Auch am Platz vor dem Design-Center Linz herrscht am heutigen Dienstag ein Platzverbot. Am Verkehrsknoten Europaplatz dürfte es gegen 8.30 Uhr Früh und am frühen Nachmittag zu Verkehrsbehinderungen kommen. Da sind die An- bzw. Abreise der Delegationen vorgesehen.

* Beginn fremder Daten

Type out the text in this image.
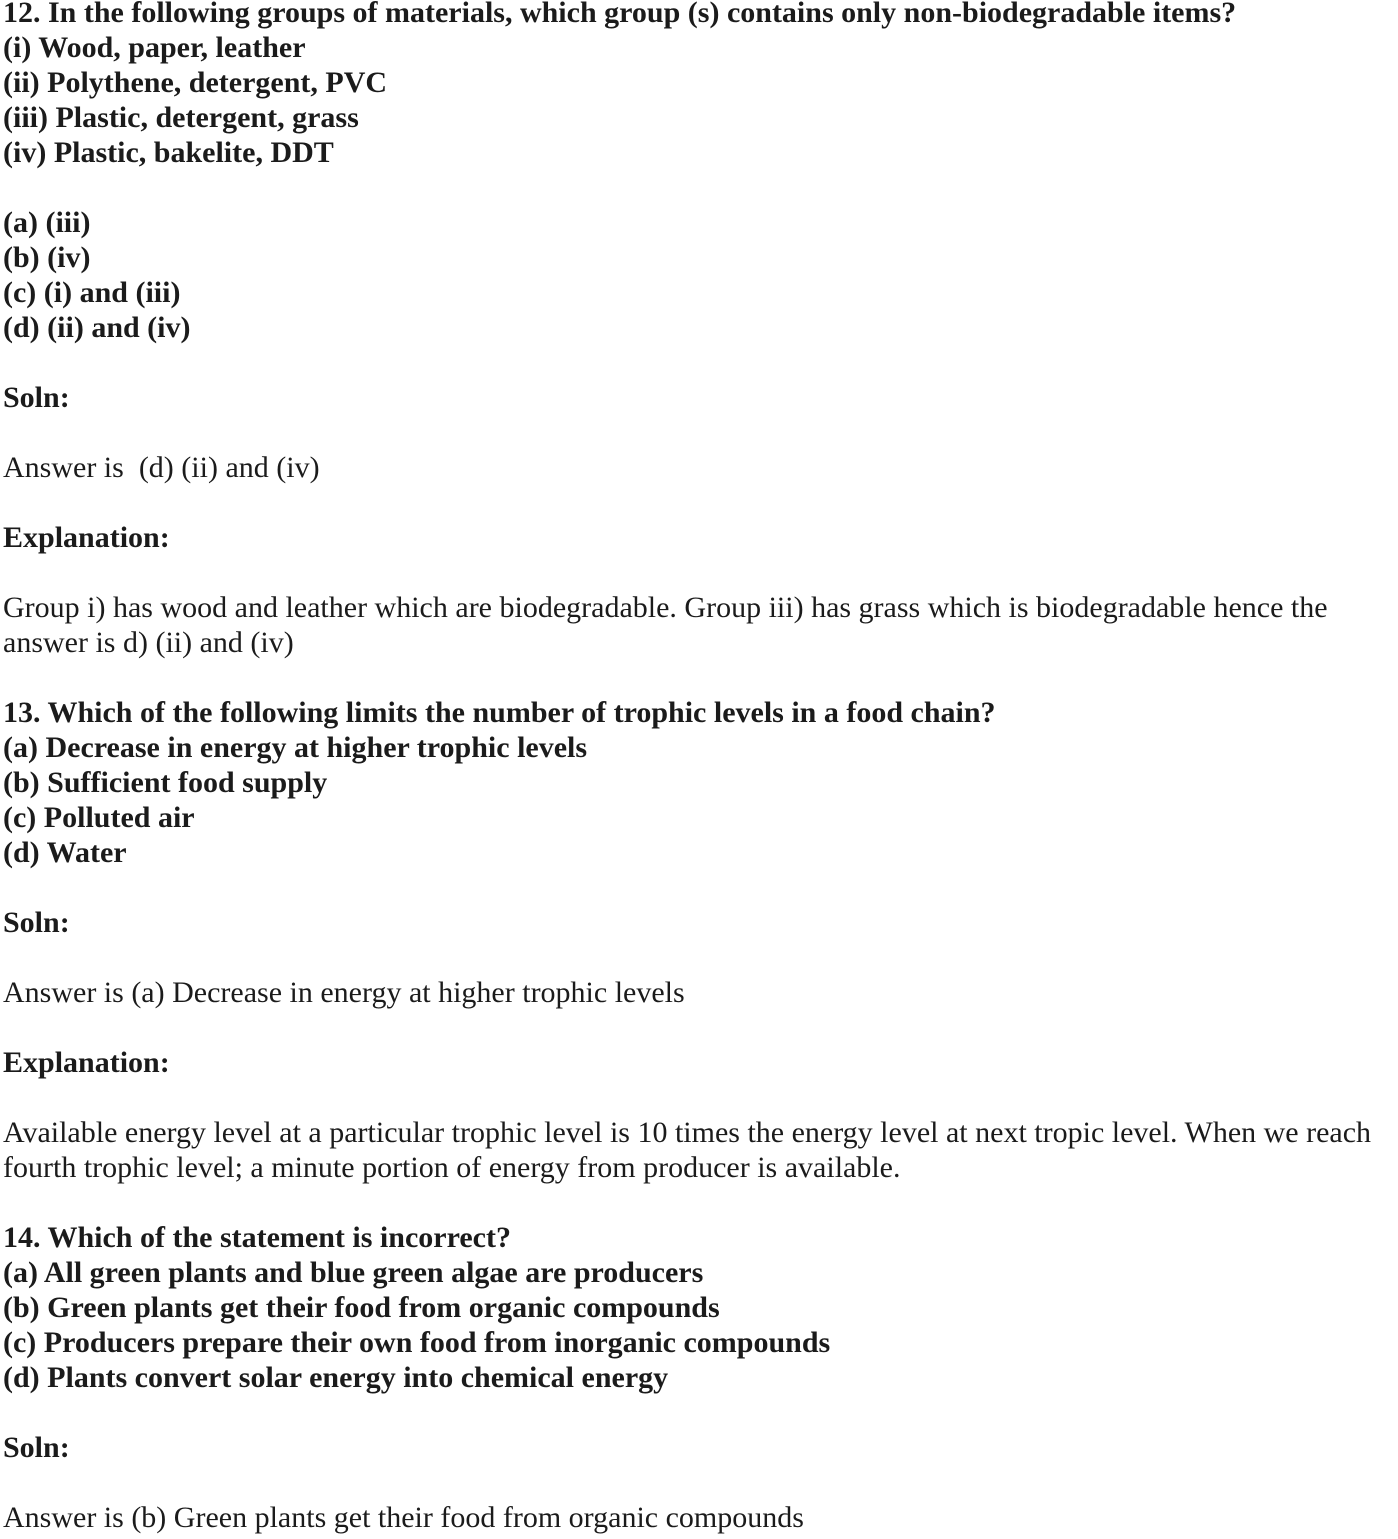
12. In the following groups of materials, which group (s) contains only non-biodegradable items?
(i) Wood, paper, leather
(ii) Polythene, detergent, PVC
(iii) Plastic, detergent, grass
(iv) Plastic, bakelite, DDT
(a) (iii)
(b) (iv)
(c) (i) and (iii)
(d) (ii) and (iv)
Soln:
Answer is  (d) (ii) and (iv)
Explanation:
Group i) has wood and leather which are biodegradable. Group iii) has grass which is biodegradable hence the answer is d) (ii) and (iv)
13. Which of the following limits the number of trophic levels in a food chain?
(a) Decrease in energy at higher trophic levels
(b) Sufficient food supply
(c) Polluted air
(d) Water
Soln:
Answer is (a) Decrease in energy at higher trophic levels
Explanation:
Available energy level at a particular trophic level is 10 times the energy level at next tropic level. When we reach fourth trophic level; a minute portion of energy from producer is available.
14. Which of the statement is incorrect?
(a) All green plants and blue green algae are producers
(b) Green plants get their food from organic compounds
(c) Producers prepare their own food from inorganic compounds
(d) Plants convert solar energy into chemical energy
Soln:
Answer is (b) Green plants get their food from organic compounds
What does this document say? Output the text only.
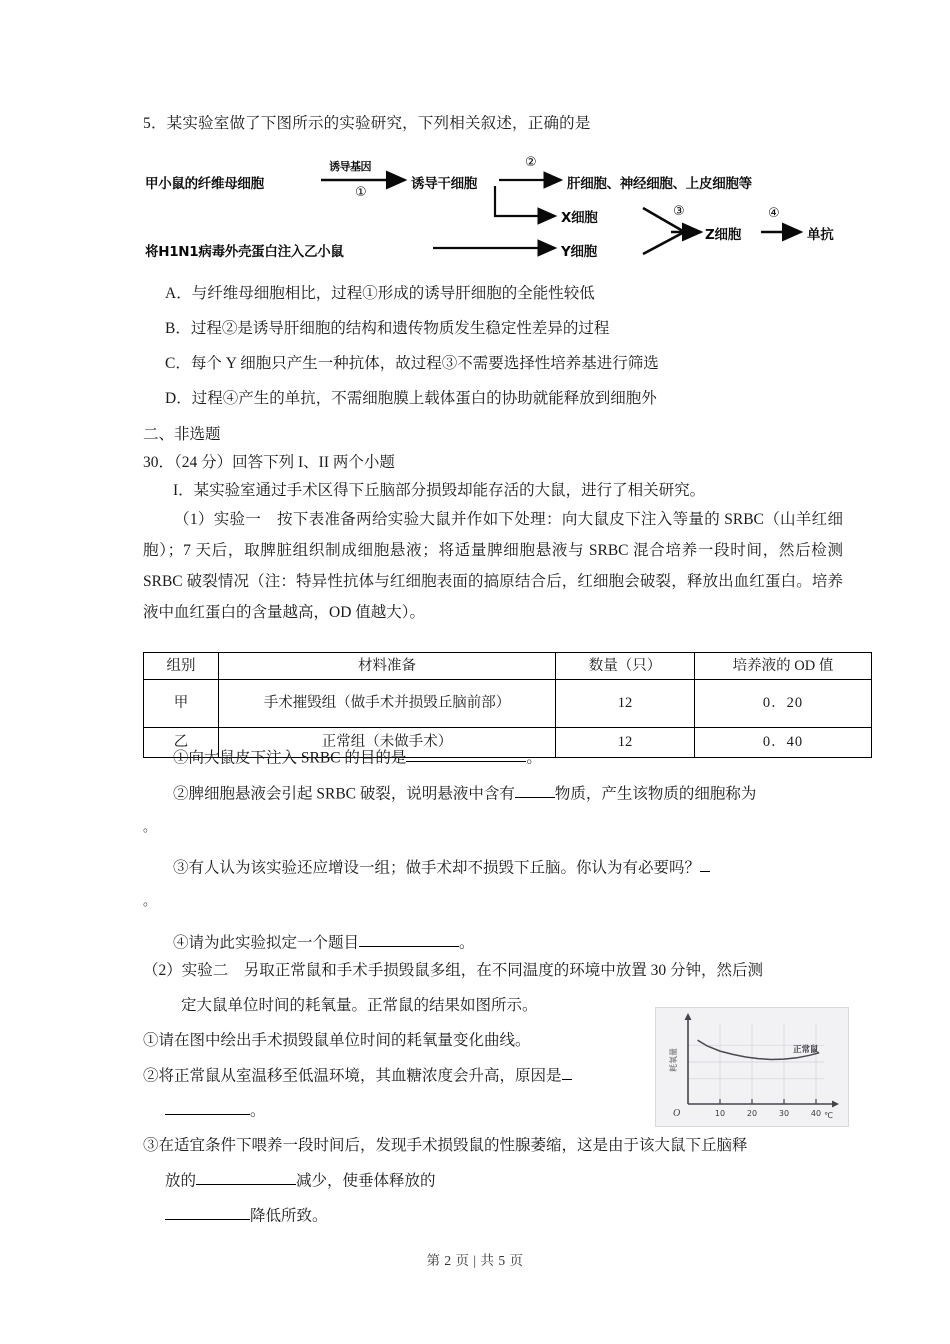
5．某实验室做了下图所示的实验研究，下列相关叙述，正确的是
甲小鼠的纤维母细胞
诱导基因
①
诱导干细胞
②
肝细胞、神经细胞、上皮细胞等
X细胞
将H1N1病毒外壳蛋白注入乙小鼠	Y细胞
③
Z细胞
④
单抗
A．与纤维母细胞相比，过程①形成的诱导肝细胞的全能性较低
B．过程②是诱导肝细胞的结构和遗传物质发生稳定性差异的过程
C．每个 Y 细胞只产生一种抗体，故过程③不需要选择性培养基进行筛选
D．过程④产生的单抗，不需细胞膜上载体蛋白的协助就能释放到细胞外
二、非选题
30．（24 分）回答下列 I、II 两个小题
I．某实验室通过手术区得下丘脑部分损毁却能存活的大鼠，进行了相关研究。

（1）实验一　按下表准备两给实验大鼠并作如下处理：向大鼠皮下注入等量的 SRBC（山羊红细胞）；7 天后，取脾脏组织制成细胞悬液；将适量脾细胞悬液与 SRBC 混合培养一段时间，然后检测 SRBC 破裂情况（注：特异性抗体与红细胞表面的搞原结合后，红细胞会破裂，释放出血红蛋白。培养液中血红蛋白的含量越高，OD 值越大）。

组别	材料准备	数量（只）	培养液的 OD 值
甲	手术摧毁组（做手术并损毁丘脑前部）	12	0．20
乙	正常组（未做手术）	12	0．40
①向大鼠皮下注入 SRBC 的目的是	。
②脾细胞悬液会引起 SRBC 破裂，说明悬液中含有	物质，产生该物质的细胞称为
。
③有人认为该实验还应增设一组；做手术却不损毁下丘脑。你认为有必要吗？
。
④请为此实验拟定一个题目	。
（2）实验二　另取正常鼠和手术手损毁鼠多组，在不同温度的环境中放置 30 分钟，然后测
定大鼠单位时间的耗氧量。正常鼠的结果如图所示。
①请在图中绘出手术损毁鼠单位时间的耗氧量变化曲线。
②将正常鼠从室温移至低温环境，其血糖浓度会升高，原因是
。
③在适宜条件下喂养一段时间后，发现手术损毁鼠的性腺萎缩，这是由于该大鼠下丘脑释
放的	减少，使垂体释放的
降低所致。
10	20	30	40
O	℃
耗氧量	正常鼠
第 2 页 | 共 5 页
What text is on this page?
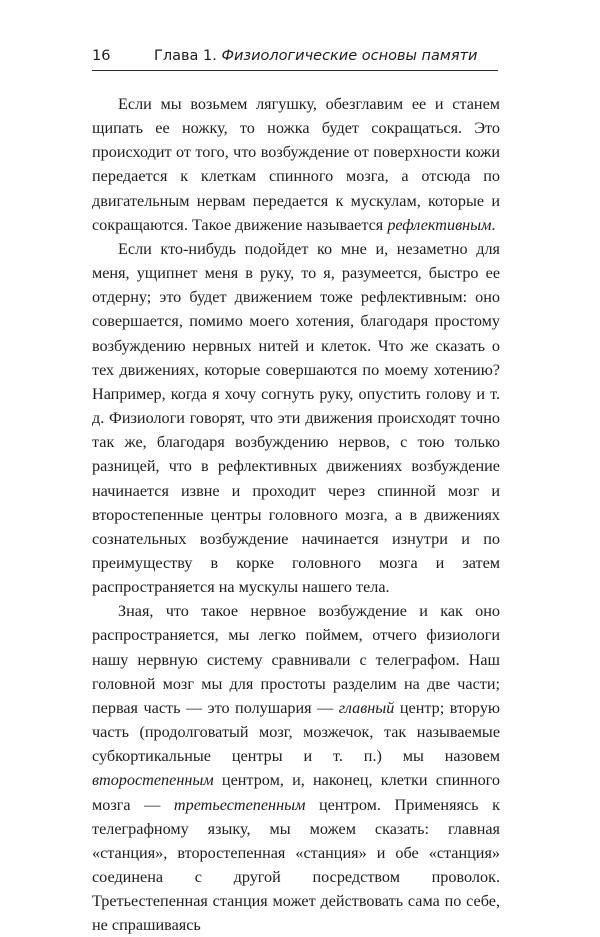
16	Глава 1. Физиологические основы памяти

Если мы возьмем лягушку, обезглавим ее и станем щипать ее ножку, то ножка будет сокращаться. Это происходит от того, что возбуждение от поверхности кожи передается к клеткам спинного мозга, а отсюда по двигательным нервам передается к мускулам, которые и сокращаются. Такое движение называется рефлективным.

Если кто-нибудь подойдет ко мне и, незаметно для меня, ущипнет меня в руку, то я, разумеется, быстро ее отдерну; это будет движением тоже рефлективным: оно совершается, помимо моего хотения, благодаря простому возбуждению нервных нитей и клеток. Что же сказать о тех движениях, которые совершаются по моему хотению? Например, когда я хочу согнуть руку, опустить голову и т. д. Физиологи говорят, что эти движения происходят точно так же, благодаря возбуждению нервов, с тою только разницей, что в рефлективных движениях возбуждение начинается извне и проходит через спинной мозг и второстепенные центры головного мозга, а в движениях сознательных возбуждение начинается изнутри и по преимуществу в корке головного мозга и затем распространяется на мускулы нашего тела.

Зная, что такое нервное возбуждение и как оно распространяется, мы легко поймем, отчего физиологи нашу нервную систему сравнивали с телеграфом. Наш головной мозг мы для простоты разделим на две части; первая часть — это полушария — главный центр; вторую часть (продолговатый мозг, мозжечок, так называемые субкортикальные центры и т. п.) мы назовем второстепенным центром, и, наконец, клетки спинного мозга — третьестепенным центром. Применяясь к телеграфному языку, мы можем сказать: главная «станция», второстепенная «станция» и обе «станция» соединена с другой посредством проволок. Третьестепенная станция может действовать сама по себе, не спрашиваясь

Hauptzielrichtung der Kundgebung gestern Abend war der Protest gegen den Euratom-Vertrag. „Die gestützten Finanzierungspläne der Briten für das AKW Hinkley Point müssen vor dem Brexit gestoppt werden“, erklärte Gabriele Schweiger von „Atomstopp OÖ“. Unterstützt wurde die Demo von Anti-Atom-Organisationen aus den Bundesländern, aber auch dem Bündnis "Linz gegen Rechts". Die Veranstaltung am Tummelplatz ging laut Polizei sehr ruhig über die Bühne. Laut Exekutive wurden rund 90 Teilnehmer gezählt, die Veranstalter berichteten von 160. 

Parallel zur EU-Konferenz wird heute Vormittag in Linz auch die von oö. Umweltlandesrat Rudi Anschober (Grüne) gegründete „Allianz der Regionen für einen europaweiten Atomausstieg“ eine Konferenz abhalten.